My only advice to you would be to keep the ibus of the finished beer extremely low. Sour/low ph and bitterness are very conflicting flavors and leave this flavor as if you chewed Tylenol. Even hot whirlpool temps can add enough bitterness to show this confliction. I would just do a 3-4 oz whirlpool at 150*f and dryhop the hell out of it.
 
Last edited:
Good info in this link. I did Method 2 and it was a huge hit. Method 3 sounds like what you may have in mind

https://byo.com/article/hoppy-sour-beers/
Method #1 won't produce a sour beer. No way in hell would OYL-605 overcome 3oz of hops.

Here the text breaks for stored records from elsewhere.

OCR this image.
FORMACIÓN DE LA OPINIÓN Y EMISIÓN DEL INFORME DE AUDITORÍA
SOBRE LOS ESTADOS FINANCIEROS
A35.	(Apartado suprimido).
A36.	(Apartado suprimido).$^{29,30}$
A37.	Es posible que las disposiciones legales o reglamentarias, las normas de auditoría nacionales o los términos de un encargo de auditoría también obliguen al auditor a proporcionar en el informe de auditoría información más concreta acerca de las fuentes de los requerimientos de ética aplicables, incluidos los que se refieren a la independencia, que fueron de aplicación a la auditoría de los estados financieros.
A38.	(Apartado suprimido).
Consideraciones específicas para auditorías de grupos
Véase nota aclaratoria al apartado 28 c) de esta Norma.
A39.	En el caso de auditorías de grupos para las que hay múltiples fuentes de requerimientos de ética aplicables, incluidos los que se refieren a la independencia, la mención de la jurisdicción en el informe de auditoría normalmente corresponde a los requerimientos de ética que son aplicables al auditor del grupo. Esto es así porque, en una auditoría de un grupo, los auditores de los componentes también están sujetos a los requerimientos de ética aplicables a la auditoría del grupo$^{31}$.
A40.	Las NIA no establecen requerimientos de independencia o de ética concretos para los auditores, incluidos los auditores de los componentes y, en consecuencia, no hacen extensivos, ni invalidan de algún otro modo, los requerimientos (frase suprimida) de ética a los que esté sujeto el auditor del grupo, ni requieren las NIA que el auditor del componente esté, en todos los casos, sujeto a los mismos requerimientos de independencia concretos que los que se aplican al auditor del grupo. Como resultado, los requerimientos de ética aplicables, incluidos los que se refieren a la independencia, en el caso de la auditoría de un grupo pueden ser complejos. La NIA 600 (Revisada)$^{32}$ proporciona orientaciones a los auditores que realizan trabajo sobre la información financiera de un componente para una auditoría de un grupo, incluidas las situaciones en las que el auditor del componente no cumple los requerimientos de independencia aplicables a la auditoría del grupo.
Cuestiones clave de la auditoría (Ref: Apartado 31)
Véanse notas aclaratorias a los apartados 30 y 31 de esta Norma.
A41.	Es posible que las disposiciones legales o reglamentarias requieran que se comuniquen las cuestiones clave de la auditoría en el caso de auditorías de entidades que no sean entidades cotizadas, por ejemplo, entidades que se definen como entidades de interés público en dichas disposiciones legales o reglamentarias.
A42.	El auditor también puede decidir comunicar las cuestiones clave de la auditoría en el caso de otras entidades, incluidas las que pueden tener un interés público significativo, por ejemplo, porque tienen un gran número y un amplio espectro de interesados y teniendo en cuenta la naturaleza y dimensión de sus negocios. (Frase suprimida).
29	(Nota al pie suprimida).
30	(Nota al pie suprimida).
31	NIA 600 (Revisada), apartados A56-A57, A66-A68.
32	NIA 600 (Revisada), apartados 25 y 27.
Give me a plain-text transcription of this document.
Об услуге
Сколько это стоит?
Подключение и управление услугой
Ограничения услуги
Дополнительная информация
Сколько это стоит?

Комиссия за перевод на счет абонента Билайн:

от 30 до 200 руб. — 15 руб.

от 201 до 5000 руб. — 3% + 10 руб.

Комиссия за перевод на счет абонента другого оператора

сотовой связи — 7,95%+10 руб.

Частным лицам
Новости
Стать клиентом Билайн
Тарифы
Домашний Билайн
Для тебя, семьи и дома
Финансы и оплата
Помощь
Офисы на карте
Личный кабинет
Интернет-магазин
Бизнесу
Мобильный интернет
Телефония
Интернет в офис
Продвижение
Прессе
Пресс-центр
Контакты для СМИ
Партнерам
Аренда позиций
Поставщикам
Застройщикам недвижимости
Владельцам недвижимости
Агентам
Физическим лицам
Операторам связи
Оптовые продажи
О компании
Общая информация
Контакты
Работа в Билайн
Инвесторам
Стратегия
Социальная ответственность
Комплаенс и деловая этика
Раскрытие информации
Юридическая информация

Method #2 won't produce a Saison. (It's a kettle sour with Brett primary.)
Method #3 is the traditional process I described above. :) (Except with 0.75oz of hops in their recipe, you're looking at probably 6-14 months to sour with Pedio from a yeast lab.)
 
Method 2 isn't a Saison. Method 1 is the Sasion and he says its more Saison than sour.
Method 3 he states that they aged it for 1 year
 
Last edited:
Hudson Valley and Rare Barrel are both making similar beers. They’re blending a barrel aged sour beer into an IPA right before packaging. Honestly this is the best way to do it. Dry hopping at low pH can produce some rather undesirable flavors and aromas. As far as I know the “sour” beer they’re blending in doesn’t have Brett, and has a similar FG to the IPA. That way there is no issues with refermentation when the two beers are blended together.

Make two separate beers then blend a portion of them together until you hit your desired pH/acidity. You have to go really really big on the dry hop on the IPA in order for the hops to come through in the finished beer. Once you blend the acid beer in the hop profile goes way down.